Des affaires retenues pour être jugées au cours de la session de jugement du pôle économique et financier de l’année judiciaire 2024-2025, figurait une portant sur des faits d’escroquerie aggravée et de blanchiment de capitaux. A l’appel du dossier ce mardi 20 novembre 2024, aucun, sur plus d’une dizaine de prévenus, ne s’est présenté à la barre. Néanmoins, le dossier a quand même été ouvert et débattu. Le verdict est attendu pour le 29 novembre 2024.
Les faits de cette affaire remontent à 2021. Il s’agit de personnes, constituées en groupe sous la bannière d’une structure présentée comme un centre de formation offrant diverses formations, notamment en comptabilité, informatique, mines et carrières, qui faisaient plutôt dans la vente de produits. Les cibles étaient majoritairement des jeunes. Et lorsque ces derniers contactaient la structure, il leur était demandé d’effectuer le déplacement principalement sur Ouagadougou pour bénéficier des formations.
Une fois sur place, ils se rendaient compte qu’il n’en était rien. Mais qu’ils étaient plutôt là dans le cadre de la vente des produits pour le compte de la société Qnet. Selon le procureur, le champ d’opération des délinquants était assez large. En plus du Burkina, ces derniers opéraient au Ghana et au Benin. Ce mardi 19 novembre 2024 était le jour fixé pour le jugement. A l’appel des prévenus, aucun d’entre eux ne s’est présenté à la barre. Seuls trois témoins étaient là.
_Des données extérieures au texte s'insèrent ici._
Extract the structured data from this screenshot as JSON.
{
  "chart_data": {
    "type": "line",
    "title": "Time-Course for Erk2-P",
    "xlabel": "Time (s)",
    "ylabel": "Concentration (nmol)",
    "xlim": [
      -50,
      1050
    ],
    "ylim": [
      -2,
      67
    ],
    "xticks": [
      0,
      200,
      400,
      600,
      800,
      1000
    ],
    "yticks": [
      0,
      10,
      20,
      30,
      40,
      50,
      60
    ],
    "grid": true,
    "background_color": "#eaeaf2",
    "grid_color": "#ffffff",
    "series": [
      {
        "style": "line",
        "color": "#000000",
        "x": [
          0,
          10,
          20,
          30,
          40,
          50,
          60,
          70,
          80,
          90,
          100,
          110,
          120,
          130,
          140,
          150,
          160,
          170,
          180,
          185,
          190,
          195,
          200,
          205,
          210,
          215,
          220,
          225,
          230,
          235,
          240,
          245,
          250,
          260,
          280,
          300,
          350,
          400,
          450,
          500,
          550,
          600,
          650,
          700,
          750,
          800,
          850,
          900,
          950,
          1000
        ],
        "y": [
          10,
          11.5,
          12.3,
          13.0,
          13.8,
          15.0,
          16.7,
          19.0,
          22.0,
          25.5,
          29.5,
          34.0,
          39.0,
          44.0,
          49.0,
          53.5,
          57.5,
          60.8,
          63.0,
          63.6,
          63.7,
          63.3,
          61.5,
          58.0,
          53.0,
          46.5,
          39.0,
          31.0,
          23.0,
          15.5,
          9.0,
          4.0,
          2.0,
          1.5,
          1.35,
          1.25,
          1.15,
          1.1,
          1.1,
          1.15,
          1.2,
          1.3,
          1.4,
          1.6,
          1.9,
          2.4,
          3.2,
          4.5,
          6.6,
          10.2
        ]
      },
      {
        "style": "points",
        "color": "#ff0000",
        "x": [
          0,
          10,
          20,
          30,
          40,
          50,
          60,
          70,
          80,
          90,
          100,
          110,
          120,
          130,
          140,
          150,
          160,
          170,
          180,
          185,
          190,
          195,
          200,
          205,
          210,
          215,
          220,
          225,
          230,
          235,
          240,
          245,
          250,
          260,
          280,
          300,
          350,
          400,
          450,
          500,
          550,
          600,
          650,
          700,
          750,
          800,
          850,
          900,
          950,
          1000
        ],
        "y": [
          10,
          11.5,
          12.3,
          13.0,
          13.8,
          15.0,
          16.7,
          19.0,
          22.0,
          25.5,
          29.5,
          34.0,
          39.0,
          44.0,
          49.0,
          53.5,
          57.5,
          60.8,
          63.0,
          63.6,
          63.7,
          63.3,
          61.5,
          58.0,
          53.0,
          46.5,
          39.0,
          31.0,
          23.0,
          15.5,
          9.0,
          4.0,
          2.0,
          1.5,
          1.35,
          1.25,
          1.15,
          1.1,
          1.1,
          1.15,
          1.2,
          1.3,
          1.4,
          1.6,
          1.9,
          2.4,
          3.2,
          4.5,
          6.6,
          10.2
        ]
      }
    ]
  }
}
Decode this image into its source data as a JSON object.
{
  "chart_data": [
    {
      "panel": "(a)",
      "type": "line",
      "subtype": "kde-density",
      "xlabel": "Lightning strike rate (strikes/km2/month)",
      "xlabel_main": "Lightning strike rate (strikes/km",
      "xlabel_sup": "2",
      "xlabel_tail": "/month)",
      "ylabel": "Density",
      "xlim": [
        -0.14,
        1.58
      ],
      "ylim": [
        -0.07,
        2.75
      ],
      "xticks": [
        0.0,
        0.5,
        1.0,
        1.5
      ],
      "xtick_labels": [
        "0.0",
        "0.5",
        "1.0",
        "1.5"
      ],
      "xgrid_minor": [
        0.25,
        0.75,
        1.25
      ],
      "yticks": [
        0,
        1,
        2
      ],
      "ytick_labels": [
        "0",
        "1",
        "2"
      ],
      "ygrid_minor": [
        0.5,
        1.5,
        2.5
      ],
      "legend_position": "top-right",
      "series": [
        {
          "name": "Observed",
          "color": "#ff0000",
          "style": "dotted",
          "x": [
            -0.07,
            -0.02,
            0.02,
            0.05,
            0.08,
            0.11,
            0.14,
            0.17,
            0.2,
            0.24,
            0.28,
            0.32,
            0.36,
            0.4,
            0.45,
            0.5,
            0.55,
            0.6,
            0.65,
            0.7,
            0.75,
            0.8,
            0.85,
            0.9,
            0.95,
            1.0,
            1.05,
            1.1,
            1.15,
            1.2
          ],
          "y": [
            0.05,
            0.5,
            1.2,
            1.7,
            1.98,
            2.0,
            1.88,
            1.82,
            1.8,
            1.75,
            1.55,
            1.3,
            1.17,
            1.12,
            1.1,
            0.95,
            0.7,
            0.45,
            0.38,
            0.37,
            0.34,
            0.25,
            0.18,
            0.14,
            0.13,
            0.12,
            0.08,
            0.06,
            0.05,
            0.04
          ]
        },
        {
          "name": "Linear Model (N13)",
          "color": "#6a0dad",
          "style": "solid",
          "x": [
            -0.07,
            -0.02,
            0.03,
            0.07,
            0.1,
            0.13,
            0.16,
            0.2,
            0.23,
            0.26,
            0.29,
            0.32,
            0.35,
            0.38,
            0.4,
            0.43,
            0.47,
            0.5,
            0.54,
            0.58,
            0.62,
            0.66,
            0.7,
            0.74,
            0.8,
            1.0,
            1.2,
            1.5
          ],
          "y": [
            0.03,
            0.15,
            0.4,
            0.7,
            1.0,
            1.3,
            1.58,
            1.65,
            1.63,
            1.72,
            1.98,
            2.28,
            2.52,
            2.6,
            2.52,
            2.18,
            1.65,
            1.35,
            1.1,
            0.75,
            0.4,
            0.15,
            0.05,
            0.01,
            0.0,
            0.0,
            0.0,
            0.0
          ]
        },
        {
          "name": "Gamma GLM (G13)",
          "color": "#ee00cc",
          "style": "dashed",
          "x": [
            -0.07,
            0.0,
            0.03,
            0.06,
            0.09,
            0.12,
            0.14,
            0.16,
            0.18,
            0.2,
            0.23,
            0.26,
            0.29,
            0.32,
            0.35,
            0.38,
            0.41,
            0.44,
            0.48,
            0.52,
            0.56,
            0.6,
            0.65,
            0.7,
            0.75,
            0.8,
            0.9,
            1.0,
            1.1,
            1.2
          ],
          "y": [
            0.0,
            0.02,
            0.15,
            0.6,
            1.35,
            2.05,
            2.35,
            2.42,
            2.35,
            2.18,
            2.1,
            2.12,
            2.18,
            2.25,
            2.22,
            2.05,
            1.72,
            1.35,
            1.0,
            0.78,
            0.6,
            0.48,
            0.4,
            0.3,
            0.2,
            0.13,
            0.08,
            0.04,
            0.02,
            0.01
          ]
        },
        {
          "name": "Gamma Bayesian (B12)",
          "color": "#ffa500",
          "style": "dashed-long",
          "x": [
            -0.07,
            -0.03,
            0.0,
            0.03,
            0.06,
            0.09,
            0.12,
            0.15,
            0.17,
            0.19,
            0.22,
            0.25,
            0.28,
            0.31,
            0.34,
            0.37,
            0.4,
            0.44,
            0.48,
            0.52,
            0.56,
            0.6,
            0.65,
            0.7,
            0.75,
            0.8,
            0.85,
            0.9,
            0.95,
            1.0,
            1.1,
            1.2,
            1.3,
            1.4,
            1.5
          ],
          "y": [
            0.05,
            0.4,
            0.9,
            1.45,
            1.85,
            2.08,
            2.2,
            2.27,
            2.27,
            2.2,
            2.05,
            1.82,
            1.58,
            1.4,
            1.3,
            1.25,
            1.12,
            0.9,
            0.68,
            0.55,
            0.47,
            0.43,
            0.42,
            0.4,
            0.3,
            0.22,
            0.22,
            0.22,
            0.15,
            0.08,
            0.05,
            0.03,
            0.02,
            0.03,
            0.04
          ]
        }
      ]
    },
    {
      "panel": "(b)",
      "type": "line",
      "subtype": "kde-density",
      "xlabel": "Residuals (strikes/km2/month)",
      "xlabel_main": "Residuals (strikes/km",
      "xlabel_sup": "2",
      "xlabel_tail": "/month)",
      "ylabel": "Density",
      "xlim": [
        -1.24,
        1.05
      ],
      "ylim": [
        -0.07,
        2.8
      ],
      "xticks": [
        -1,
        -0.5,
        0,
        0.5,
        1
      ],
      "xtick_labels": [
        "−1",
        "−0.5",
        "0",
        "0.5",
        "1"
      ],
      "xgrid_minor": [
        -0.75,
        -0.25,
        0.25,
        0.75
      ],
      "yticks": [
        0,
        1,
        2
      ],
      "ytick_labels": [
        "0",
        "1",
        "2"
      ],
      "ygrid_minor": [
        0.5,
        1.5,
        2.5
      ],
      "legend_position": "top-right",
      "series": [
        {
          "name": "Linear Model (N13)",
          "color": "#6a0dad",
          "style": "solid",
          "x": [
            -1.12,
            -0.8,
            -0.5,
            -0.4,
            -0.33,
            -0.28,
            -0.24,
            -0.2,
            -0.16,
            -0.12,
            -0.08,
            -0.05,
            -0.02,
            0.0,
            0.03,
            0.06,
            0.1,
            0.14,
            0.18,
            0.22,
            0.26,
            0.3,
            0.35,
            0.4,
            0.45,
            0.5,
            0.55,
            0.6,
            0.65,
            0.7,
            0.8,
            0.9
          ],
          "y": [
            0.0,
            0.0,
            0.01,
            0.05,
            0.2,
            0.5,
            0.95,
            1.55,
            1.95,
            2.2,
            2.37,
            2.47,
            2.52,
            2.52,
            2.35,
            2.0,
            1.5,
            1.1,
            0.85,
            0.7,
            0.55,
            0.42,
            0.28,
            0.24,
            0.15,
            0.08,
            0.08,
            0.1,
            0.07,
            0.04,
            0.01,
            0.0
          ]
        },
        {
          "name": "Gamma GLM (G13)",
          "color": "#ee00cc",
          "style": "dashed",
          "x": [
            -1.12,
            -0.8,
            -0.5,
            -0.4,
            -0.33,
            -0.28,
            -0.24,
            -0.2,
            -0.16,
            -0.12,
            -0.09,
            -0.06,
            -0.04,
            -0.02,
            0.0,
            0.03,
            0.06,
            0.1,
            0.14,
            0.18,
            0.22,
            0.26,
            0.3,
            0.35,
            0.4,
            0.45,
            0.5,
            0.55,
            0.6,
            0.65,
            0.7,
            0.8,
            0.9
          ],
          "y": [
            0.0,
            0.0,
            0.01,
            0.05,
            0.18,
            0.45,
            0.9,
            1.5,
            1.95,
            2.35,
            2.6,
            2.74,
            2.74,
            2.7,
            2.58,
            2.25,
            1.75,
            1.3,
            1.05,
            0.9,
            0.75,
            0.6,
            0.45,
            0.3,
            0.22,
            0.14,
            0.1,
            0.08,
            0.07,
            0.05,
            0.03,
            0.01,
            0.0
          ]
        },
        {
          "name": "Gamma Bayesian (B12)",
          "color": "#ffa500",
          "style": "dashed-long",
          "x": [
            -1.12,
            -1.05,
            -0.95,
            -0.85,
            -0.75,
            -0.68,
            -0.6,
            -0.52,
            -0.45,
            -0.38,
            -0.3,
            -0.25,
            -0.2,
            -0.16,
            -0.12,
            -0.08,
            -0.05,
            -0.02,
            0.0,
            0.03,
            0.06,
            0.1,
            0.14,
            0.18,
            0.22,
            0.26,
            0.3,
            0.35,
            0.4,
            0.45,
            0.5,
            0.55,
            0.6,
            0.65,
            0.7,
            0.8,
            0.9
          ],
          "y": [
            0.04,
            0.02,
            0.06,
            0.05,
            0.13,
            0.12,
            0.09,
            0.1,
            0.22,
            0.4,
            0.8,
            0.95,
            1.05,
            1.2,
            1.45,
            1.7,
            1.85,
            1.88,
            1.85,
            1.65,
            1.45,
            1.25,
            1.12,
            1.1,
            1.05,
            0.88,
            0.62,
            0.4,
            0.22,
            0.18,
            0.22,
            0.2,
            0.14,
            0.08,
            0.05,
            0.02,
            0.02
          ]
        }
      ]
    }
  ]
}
Des explications fournies par le premier, c’est son fils qui a été victime d’escroquerie. « Il m’a informé qu’il a eu un travail et qu’il devait se rendre immédiatement au Ghana. Une fois là-bas, il m’a dit de lui envoyer 750 000 francs CFA pour les frais de formation. Et je l’ai fait sur un numéro qu’il m’a communiqué », a expliqué le témoin. A la question de savoir à qui est-ce que l’argent a été envoyé, le témoin affirme qu’il ne s’en rappelle plus. Pour lui rafraîchir la mémoire, le président du tribunal a refait lecture des identités des prévenus. Malgré cela, aucun souvenir !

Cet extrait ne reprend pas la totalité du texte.